Margin Bloat
Incumbents demonstrate a peculiar relationship with profitability that prevents competitive pricing or operational efficiency. Rather than optimizing for margins, industry participants allow their cost structures to expand with revenue, leaving no room for price competition or efficiency gains. This pattern appears across all industry segments, from individual brokerages to large mortgage entities.
Most real estate brokerages operate without consistent profitability, depending on volume rather than margins to sustain operations. When transaction volumes increase, companies hire aggressively and expand overhead rather than improving per-unit economics. When volumes decline, mass layoffs and office closures create operational disruption that prevents systematic efficiency improvements. This boom-bust cycle makes long-term technology investments or process optimization practically impossible.

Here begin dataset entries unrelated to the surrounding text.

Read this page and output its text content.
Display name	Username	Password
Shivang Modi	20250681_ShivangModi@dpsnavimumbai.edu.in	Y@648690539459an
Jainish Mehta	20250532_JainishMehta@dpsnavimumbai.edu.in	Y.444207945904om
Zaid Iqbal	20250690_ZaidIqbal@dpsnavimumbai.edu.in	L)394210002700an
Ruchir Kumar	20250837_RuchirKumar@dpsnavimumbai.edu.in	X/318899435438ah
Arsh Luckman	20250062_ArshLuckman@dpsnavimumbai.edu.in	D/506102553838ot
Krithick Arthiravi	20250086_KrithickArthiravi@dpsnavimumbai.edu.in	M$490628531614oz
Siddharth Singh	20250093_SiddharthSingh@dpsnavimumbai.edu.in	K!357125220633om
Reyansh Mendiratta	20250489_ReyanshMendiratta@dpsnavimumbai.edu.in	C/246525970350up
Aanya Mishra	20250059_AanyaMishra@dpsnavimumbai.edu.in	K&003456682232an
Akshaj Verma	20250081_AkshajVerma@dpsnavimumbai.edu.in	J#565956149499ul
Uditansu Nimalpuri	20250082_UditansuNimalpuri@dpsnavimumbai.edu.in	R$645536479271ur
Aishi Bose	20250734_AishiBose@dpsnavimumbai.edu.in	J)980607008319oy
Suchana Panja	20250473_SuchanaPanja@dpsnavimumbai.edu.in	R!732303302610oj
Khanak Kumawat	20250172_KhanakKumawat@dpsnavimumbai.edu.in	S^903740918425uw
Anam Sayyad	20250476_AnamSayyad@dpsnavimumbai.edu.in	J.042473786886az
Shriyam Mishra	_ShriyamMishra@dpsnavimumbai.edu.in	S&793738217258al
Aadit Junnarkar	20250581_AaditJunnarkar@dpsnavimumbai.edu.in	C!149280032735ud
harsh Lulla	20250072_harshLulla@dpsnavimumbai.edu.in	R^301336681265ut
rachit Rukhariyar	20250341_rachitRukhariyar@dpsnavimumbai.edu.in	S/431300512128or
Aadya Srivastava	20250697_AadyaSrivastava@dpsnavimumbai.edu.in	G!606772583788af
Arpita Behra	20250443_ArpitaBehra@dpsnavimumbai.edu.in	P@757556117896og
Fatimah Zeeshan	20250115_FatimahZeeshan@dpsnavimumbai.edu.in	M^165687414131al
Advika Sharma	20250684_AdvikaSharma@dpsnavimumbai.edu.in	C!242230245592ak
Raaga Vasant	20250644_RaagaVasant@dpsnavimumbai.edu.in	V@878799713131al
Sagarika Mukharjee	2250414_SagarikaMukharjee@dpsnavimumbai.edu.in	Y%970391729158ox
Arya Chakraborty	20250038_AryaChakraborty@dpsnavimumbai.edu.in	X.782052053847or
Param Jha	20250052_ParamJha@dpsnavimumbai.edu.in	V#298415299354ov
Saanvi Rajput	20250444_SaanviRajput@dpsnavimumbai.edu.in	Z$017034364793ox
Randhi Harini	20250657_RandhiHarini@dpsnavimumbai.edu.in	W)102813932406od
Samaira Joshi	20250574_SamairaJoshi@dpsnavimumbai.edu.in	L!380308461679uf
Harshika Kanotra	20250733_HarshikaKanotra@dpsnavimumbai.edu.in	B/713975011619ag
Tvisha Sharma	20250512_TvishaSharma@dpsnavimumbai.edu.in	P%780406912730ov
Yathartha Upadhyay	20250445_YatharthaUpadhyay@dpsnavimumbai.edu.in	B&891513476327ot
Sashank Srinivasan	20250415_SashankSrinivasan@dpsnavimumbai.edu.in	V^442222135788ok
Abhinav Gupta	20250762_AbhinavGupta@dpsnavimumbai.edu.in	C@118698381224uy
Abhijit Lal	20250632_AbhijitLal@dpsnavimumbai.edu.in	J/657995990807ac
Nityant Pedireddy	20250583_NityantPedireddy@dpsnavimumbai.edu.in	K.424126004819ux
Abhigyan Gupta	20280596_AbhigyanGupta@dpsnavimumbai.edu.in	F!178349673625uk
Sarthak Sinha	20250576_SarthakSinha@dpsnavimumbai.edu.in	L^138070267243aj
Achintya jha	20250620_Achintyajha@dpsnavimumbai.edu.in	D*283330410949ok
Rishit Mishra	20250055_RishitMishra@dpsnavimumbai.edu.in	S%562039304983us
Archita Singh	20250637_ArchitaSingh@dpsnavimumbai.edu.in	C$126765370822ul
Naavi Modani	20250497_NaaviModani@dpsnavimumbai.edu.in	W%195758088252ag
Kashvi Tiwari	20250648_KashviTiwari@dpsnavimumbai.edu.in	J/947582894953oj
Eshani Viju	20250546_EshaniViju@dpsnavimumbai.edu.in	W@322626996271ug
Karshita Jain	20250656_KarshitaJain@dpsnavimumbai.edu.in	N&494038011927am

Mortgage entities sustain themselves through servicing revenue rather than origination efficiency, but only during refinancing booms that create temporary windfalls. Between these episodic events, companies enter survival mode, cutting investments in technology and process improvement. Industry profitability hinges on these cyclical events where low customer acquisition costs and staff undersupply allow for short-term margin expansion.
The cyclical nature of starvation and overload prevents any sustained capital investment cycle from taking root. Companies cannot justify long-term technology investments when their survival depends on navigating unpredictable boom-bust cycles. This creates a persistent underinvestment in the infrastructure and capabilities that would enable sustainable competitive advantages.